Updating the Tip and Total Labels
Lines 51–80 update the tip and total Labels that display the calculation results. Line 51 uses the Swift String type’s isEmpty property to ensure that inputString is not empty—that is, the user entered a bill amount. If so, lines 53–72 perform the tip and total calculations and update the corresponding Labels; otherwise, the inputTextField is empty and lines 75–79 clear all the tip and total Labels and the billAmountLabel by assigning the empty String literal ("") to their text properties.
Lines 53–54 use inputString to initialize an NSDecimalNumber, then divide it by 100 to place the decimal point in the bill amount—for example, if the user enters 5632, the amount used for calculating tips and totals is 56.32.
Lines 57–66 execute only if the event’s sender was a UITextField—that is, the user tapped keypad buttons to enter or remove a digit in this app’s inputTextField. Line 59 displays the currency-formatted bill amount in billAmountLabel by calling the formatAsCurrency method (defined in Section 3.6.7). Line 62 calculates the 15% tip amount by using an overloaded multiplication operator function for NSDecimalNumbers (defined in Section 3.6.7). Then line 63 displays the currency-formatted value in the tip15Label. Next, lines 64–65 calculates and displays the total amount for a 15% tip by using an overloaded addition operator function for NSDecimalNumbers (defined in Section 3.6.7) to perform the calculation, then passing the result to the formatAsCurrency function. Lines 69–72 calculate and display the custom tip and total amounts based on the custom tip percentage.

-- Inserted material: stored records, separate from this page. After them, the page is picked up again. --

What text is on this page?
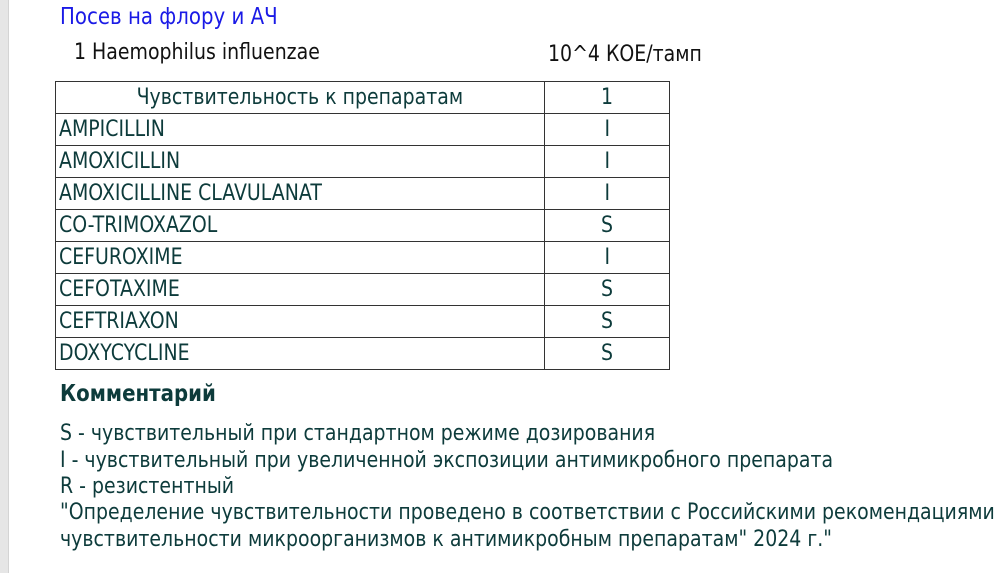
Посев на флору и АЧ
1 Haemophilus influenzae	10^4 КОЕ/тамп
Чувствительность к препаратам	1
AMPICILLIN	I
AMOXICILLIN	I
AMOXICILLINE CLAVULANAT	I
CO-TRIMOXAZOL	S
CEFUROXIME	I
CEFOTAXIME	S
CEFTRIAXON	S
DOXYCYCLINE	S
Комментарий
S - чувствительный при стандартном режиме дозирования
I - чувствительный при увеличенной экспозиции антимикробного препарата
R - резистентный
"Определение чувствительности проведено в соответствии с Российскими рекомендациями
чувствительности микроорганизмов к антимикробным препаратам" 2024 г."
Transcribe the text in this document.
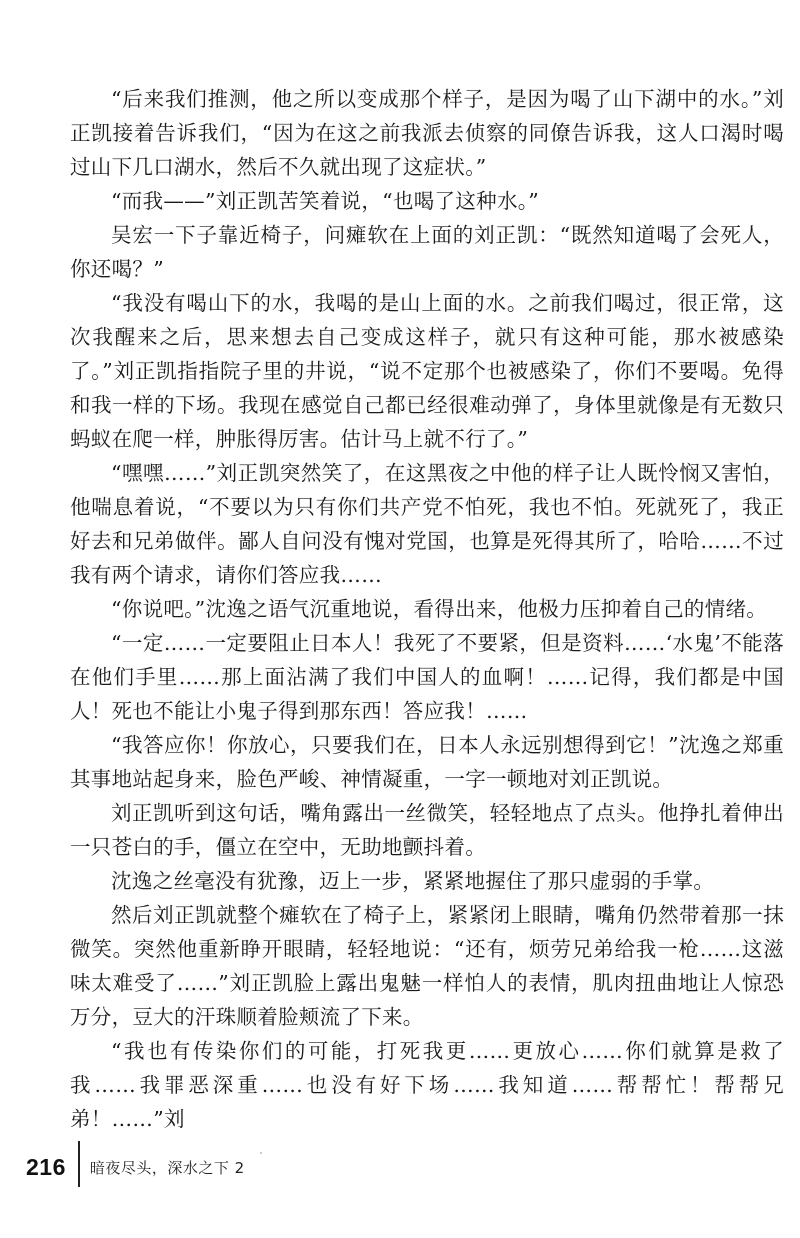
“后来我们推测，他之所以变成那个样子，是因为喝了山下湖中的水。”刘正凯接着告诉我们，“因为在这之前我派去侦察的同僚告诉我，这人口渴时喝过山下几口湖水，然后不久就出现了这症状。”

“而我——”刘正凯苦笑着说，“也喝了这种水。”

吴宏一下子靠近椅子，问瘫软在上面的刘正凯：“既然知道喝了会死人，你还喝？”

“我没有喝山下的水，我喝的是山上面的水。之前我们喝过，很正常，这次我醒来之后，思来想去自己变成这样子，就只有这种可能，那水被感染了。”刘正凯指指院子里的井说，“说不定那个也被感染了，你们不要喝。免得和我一样的下场。我现在感觉自己都已经很难动弹了，身体里就像是有无数只蚂蚁在爬一样，肿胀得厉害。估计马上就不行了。”

“嘿嘿……”刘正凯突然笑了，在这黑夜之中他的样子让人既怜悯又害怕，他喘息着说，“不要以为只有你们共产党不怕死，我也不怕。死就死了，我正好去和兄弟做伴。鄙人自问没有愧对党国，也算是死得其所了，哈哈……不过我有两个请求，请你们答应我……

“你说吧。”沈逸之语气沉重地说，看得出来，他极力压抑着自己的情绪。

“一定……一定要阻止日本人！我死了不要紧，但是资料……‘水鬼’不能落在他们手里……那上面沾满了我们中国人的血啊！……记得，我们都是中国人！死也不能让小鬼子得到那东西！答应我！……

“我答应你！你放心，只要我们在，日本人永远别想得到它！”沈逸之郑重其事地站起身来，脸色严峻、神情凝重，一字一顿地对刘正凯说。

刘正凯听到这句话，嘴角露出一丝微笑，轻轻地点了点头。他挣扎着伸出一只苍白的手，僵立在空中，无助地颤抖着。

沈逸之丝毫没有犹豫，迈上一步，紧紧地握住了那只虚弱的手掌。

然后刘正凯就整个瘫软在了椅子上，紧紧闭上眼睛，嘴角仍然带着那一抹微笑。突然他重新睁开眼睛，轻轻地说：“还有，烦劳兄弟给我一枪……这滋味太难受了……”刘正凯脸上露出鬼魅一样怕人的表情，肌肉扭曲地让人惊恐万分，豆大的汗珠顺着脸颊流了下来。

“我也有传染你们的可能，打死我更……更放心……你们就算是救了我……我罪恶深重……也没有好下场……我知道……帮帮忙！帮帮兄弟！……”刘

216 暗夜尽头，深水之下 2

Why an External Name Is Not Required for a Method’s First Argument
You might be wondering why we did not provide a parameter name for the first argument in the method call at lines 45–46. For method calls, Swift requires external parameter names for all parameters after the first parameter. Apple’s reasoning for this is that they want method calls to read like sentences. A method’s name should refer to the first parameter, and each subsequent parameter should have a name that’s specified as part of the method call.

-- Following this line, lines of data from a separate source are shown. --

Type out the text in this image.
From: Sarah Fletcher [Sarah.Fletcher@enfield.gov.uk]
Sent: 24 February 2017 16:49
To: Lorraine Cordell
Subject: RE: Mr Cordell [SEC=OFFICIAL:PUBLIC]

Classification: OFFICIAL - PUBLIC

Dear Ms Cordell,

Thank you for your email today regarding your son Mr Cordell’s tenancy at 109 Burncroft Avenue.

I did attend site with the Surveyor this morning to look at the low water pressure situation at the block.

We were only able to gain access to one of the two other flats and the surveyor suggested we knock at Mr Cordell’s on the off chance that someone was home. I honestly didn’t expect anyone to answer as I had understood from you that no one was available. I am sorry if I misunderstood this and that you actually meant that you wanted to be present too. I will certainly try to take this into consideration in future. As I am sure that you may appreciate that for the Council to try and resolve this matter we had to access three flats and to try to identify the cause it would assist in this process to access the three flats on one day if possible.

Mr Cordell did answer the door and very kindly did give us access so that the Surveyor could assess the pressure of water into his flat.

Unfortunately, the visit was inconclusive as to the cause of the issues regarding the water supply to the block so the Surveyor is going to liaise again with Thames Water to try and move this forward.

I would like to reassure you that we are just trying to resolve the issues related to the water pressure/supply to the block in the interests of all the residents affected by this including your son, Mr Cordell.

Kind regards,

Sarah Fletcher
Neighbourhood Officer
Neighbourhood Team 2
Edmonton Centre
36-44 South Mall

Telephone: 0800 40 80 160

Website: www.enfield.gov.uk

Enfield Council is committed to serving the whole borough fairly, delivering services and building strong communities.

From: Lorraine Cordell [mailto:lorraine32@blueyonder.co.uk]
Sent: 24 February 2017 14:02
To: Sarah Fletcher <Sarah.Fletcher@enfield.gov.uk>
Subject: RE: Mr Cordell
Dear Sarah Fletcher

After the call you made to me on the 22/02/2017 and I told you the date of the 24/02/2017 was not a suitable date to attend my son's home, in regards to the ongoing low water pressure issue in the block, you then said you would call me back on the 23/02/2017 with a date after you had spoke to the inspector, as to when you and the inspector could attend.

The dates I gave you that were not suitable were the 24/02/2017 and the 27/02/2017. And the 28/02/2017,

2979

3.6.7 Global Utility Functions Defined in ViewController.swift
Figure 3.46 contains several global utility functions used throughout class ViewController. Add lines 84–103 after the closing right brace of class ViewController.

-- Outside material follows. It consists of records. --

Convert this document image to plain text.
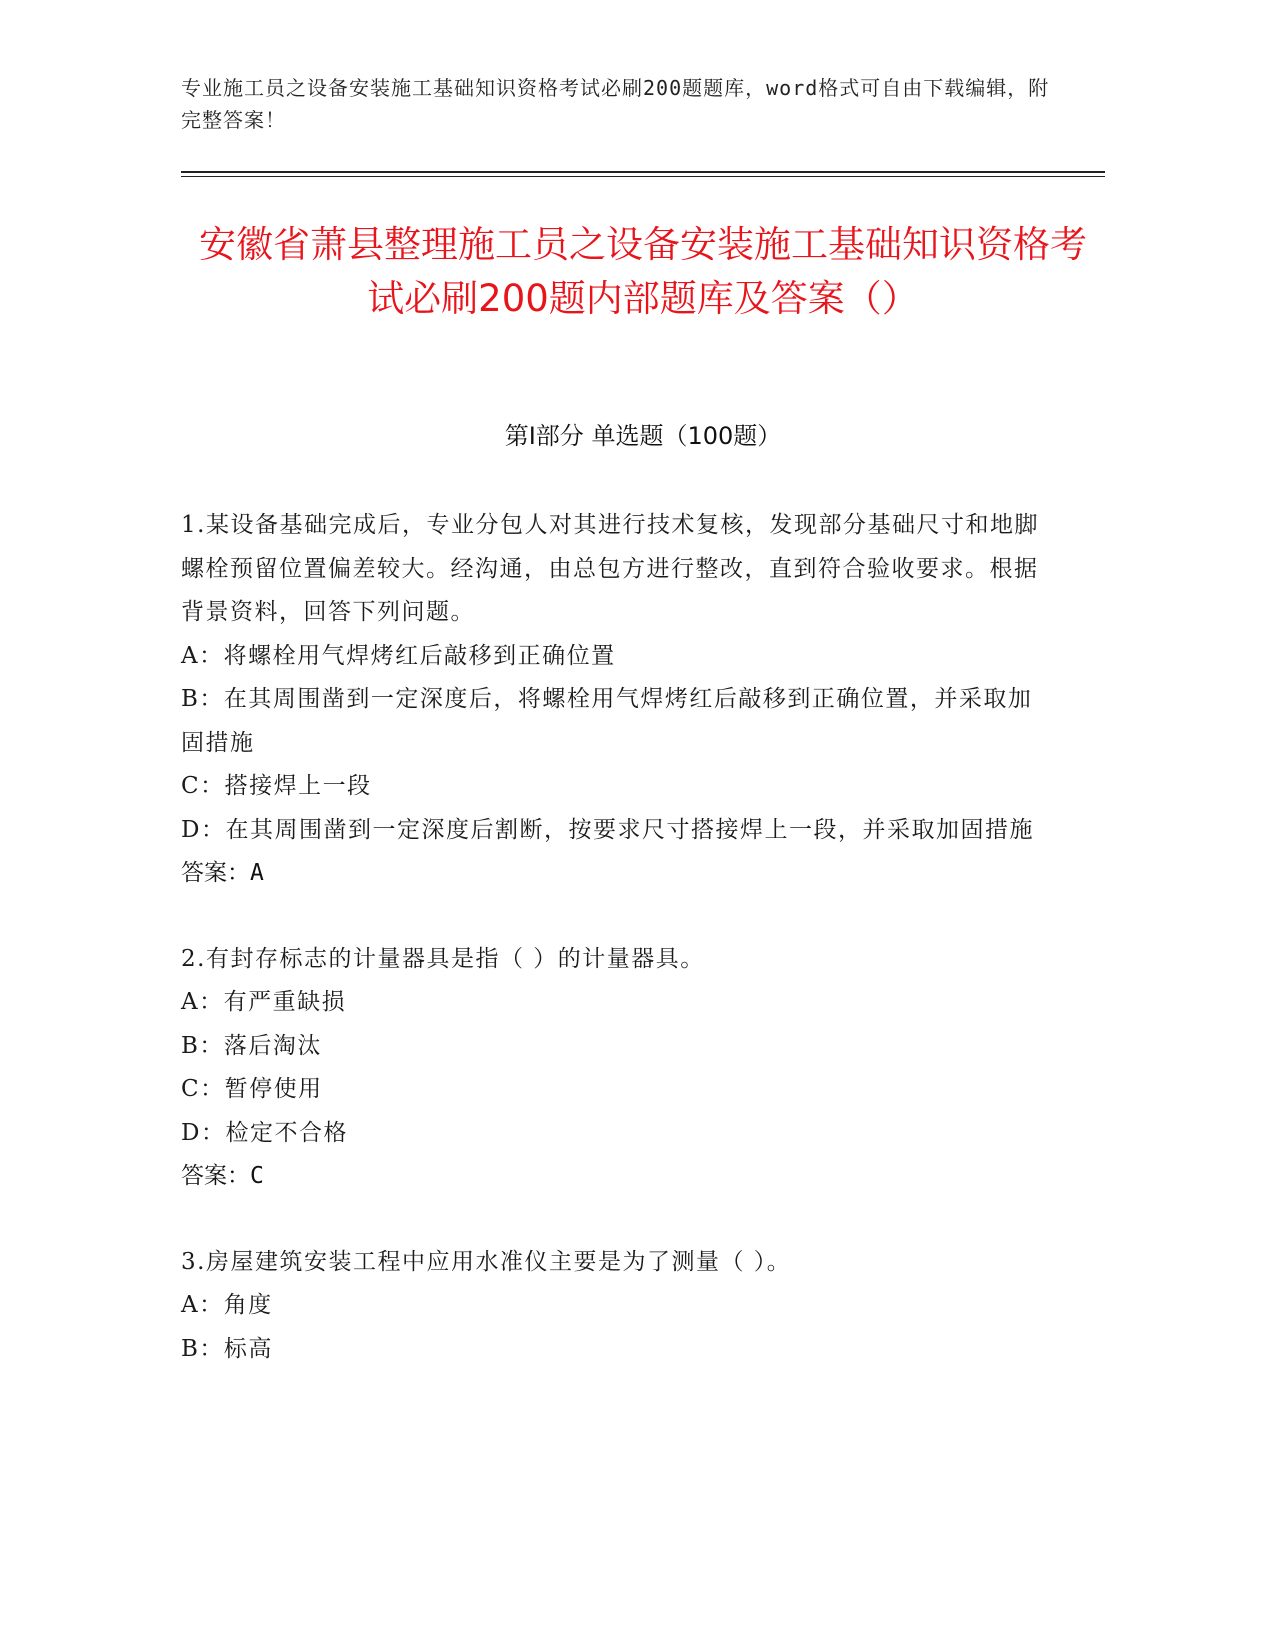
专业施工员之设备安装施工基础知识资格考试必刷200题题库，word格式可自由下载编辑，附完整答案！
安徽省萧县整理施工员之设备安装施工基础知识资格考试必刷200题内部题库及答案（）
第Ⅰ部分 单选题（100题）
1.某设备基础完成后，专业分包人对其进行技术复核，发现部分基础尺寸和地脚螺栓预留位置偏差较大。经沟通，由总包方进行整改，直到符合验收要求。根据背景资料，回答下列问题。
A：将螺栓用气焊烤红后敲移到正确位置
B：在其周围凿到一定深度后，将螺栓用气焊烤红后敲移到正确位置，并采取加固措施
C：搭接焊上一段
D：在其周围凿到一定深度后割断，按要求尺寸搭接焊上一段，并采取加固措施
答案：A
2.有封存标志的计量器具是指（ ）的计量器具。
A：有严重缺损
B：落后淘汰
C：暂停使用
D：检定不合格
答案：C
3.房屋建筑安装工程中应用水准仪主要是为了测量（ ）。
A：角度
B：标高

Fig. 3.46 | ViewController.swift global utility and overloaded operator functions.
84// convert a numeric value to localized currency string85funcformatAsCurrency(number: NSNumber) -> String {86returnNSNumberFormatter.localizedStringFromNumber(87number, numberStyle:NSNumberFormatterStyle.CurrencyStyle)88}8990// overloaded + operator to add NSDecimalNumbers91func +(left: NSDecimalNumber, right: NSDecimalNumber) -> NSDecimalNumber {92return left.decimalNumberByAdding(right)93}9495// overloaded * operator to multiply NSDecimalNumbers96func*(left: NSDecimalNumber, right: NSDecimalNumber) -> NSDecimalNumber {97returnleft.decimalNumberByMultiplyingBy(right)98}99100// overloaded / operator to divide NSDecimalNumbers101func/(left: NSDecimalNumber, right: NSDecimalNumber) -> NSDecimalNumber {102returnleft.decimalNumberByDividingBy(right)103}
Defining a Function—formatAsCurrency
Lines 85–88 define the function formatAsCurrency. Like a method definition, a function definition begins with the keyword func (line 85) followed by the function’s name and parameter list enclosed in required parentheses, then the function’s body enclosed in braces ({ and }). The primary difference between a method and a function is that a method is defined in the body of a class definition (or struct or enum definition). Function formatAsCurrency receives one parameter (number) of type NSNumber (from the Foundation framework).
A function may also specify a return type by following the parameter list with -> and the type the function returns—this function returns a String. A function that does not specify a return type does not return a value—if you prefer to be explicit, you can specify the return type Void. A function with a return type uses a return statement (line 86) to pass a result back to its caller.
We use formatAsCurrency throughout class ViewController to format NSDecimal-Numbers as locale-specific currency Strings. NSDecimalNumber is a subclass of NSNumber, so any NSDecimalNumber can be passed as an argument to this function. An NSNumber parameter can also receive as an argument any Swift numeric type value—such types are automatically bridged by the runtime to type NSNumber.
Lines 86–87 invoke NSNumberFormatter class method localizedStringFromNumber, which returns a locale-specific String representation of a number. This method receives as arguments the NSNumber to format—formatAsCurrency’s number parameter—and a constant from the NSNumberFormatterStyle enum that specifies the formatting style—the constant CurrencyStyle specifies that a locale-specific currency format should be used. Once again, we could have specified the second argument as .CurrencyStyle, because Swift knows that the numberStyle parameter must be a constant from the NSNumberFormatterStyle enumeration and thus can infer the constant’s type.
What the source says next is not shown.